I want to revisit the promised review. We all accept the need for it. However, the situation is very urgent and there could be a programme in the interim to address the salient issues so that the review would continue but these issues would be addressed as a matter of urgency. Is that a possibility?

Mr. Fintan Foy

In some ways we are better off looking at the whole problem rather than looking at problems in isolation. The point made by Deputy Shortall around workforce planning is critical. It is a critical part of the overall review. Our preference would be for the strategic review to start immediately or as soon as it can in the new year. We approach it from that perspective.

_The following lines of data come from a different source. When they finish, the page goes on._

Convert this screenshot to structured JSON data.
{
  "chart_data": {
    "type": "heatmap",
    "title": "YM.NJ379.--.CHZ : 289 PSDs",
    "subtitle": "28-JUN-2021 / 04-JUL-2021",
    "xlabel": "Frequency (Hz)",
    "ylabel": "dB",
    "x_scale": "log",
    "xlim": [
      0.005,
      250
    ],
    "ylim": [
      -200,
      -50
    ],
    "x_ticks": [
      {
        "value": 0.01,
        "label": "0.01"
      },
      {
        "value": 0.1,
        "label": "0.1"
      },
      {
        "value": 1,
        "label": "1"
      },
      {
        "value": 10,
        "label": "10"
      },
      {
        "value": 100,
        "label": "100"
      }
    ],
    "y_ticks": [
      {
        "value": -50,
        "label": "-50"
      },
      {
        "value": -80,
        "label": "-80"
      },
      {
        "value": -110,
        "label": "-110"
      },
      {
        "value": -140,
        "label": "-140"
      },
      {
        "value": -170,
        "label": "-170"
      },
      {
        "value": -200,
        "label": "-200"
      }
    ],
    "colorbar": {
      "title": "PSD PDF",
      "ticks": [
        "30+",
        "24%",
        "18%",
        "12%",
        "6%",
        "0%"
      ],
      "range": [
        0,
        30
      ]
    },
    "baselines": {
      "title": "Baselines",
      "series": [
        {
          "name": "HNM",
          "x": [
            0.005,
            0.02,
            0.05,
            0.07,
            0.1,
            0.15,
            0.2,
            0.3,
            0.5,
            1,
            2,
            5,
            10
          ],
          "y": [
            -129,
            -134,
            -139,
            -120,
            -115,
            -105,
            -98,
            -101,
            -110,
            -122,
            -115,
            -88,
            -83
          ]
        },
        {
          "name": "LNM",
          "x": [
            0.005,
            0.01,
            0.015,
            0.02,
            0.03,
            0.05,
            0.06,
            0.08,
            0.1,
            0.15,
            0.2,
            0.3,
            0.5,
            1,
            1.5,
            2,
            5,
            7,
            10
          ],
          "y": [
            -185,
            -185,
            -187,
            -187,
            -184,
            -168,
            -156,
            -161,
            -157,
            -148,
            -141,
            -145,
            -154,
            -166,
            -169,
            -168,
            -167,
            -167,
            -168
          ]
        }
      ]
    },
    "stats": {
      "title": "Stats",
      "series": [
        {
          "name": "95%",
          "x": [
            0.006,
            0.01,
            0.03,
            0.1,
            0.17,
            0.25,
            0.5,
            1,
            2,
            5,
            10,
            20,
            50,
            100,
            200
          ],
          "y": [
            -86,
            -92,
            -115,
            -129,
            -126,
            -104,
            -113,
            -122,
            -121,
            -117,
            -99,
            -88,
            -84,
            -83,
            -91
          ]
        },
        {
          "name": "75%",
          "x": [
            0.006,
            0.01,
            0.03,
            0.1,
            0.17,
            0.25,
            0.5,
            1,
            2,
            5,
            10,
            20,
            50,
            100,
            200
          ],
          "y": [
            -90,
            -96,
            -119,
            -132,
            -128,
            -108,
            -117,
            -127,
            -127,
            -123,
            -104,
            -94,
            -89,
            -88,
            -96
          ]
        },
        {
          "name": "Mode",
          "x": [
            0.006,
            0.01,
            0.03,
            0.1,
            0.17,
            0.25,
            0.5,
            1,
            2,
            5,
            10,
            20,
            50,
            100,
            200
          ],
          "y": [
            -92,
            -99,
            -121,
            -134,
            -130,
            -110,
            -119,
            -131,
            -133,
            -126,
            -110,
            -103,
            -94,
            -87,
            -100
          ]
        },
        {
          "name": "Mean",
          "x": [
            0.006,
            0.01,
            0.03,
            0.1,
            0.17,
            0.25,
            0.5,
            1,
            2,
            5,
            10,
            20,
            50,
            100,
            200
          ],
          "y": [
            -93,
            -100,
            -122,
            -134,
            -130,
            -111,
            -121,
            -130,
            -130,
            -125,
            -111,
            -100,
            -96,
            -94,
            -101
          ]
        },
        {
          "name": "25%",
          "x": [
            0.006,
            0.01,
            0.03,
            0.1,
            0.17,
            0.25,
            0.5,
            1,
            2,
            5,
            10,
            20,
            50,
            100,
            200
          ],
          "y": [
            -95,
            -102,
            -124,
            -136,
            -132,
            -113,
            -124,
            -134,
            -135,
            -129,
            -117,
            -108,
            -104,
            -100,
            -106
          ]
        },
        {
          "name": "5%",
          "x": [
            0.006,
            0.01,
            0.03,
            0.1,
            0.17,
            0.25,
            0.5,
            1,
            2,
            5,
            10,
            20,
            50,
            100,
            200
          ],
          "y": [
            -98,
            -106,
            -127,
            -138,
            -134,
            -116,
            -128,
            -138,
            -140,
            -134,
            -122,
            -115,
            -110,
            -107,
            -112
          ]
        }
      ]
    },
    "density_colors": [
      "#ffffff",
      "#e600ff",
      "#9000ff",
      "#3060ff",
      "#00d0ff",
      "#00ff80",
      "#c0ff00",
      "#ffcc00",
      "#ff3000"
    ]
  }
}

I would be happy enough with that if we could rely on it being about to happen. What about in the event that it does not? Unfortunately, in this country we are more conversant with things that do not happen on time. In the event it does not happen on time and in line with requirements, would there not be some merit in identifying the most sensitive areas so that we do not leave areas with no or totally inadequate GP cover in the meantime and we would address them to some extent pending the outcome of the review?

Dr. Diarmuid Quinlan

That is a very good suggestion. I think we have outlined them clearly in both the submission and the Shaping the Future of General Practice documents. I would hope we would expedite the strategic review in the Department of Health, and I call for the committee's support on this, so that it would be very early in January 2023.

I will bring the meeting to a close. The committee will follow up on that. We give that commitment. The engagement was very useful. It was illuminating on some of the issues raised.

It gives the committee a lot of food for thought as we move forward. We will certainly pursue this as a committee; the representatives have our commitment on that.

Will it be possible to go back and see what progress has been made by the Department and the task force?

From today, we can write to find out where it is at. We may engage with the ICGP afterwards about the link person, who will oversee this, in the Department.

Mr. Fintan Foy

I can provide that later.

That would be useful. I thank representatives from the Irish College of General Practitioners for assisting the committee on this important matter. We will certainly keep this under review in the context of overall manpower planning in the health services. This concludes our last public meeting of 2022. I wish everyone - staff and members - a happy Christmas. My constituency colleague, Deputy Lahart, has been out sick with health problems and I wish him well and a speedy recovery. I hope you all enjoy the break. Nollaig shona daoibh go léir.

The joint committee adjourned at 12.21 p.m. sine die.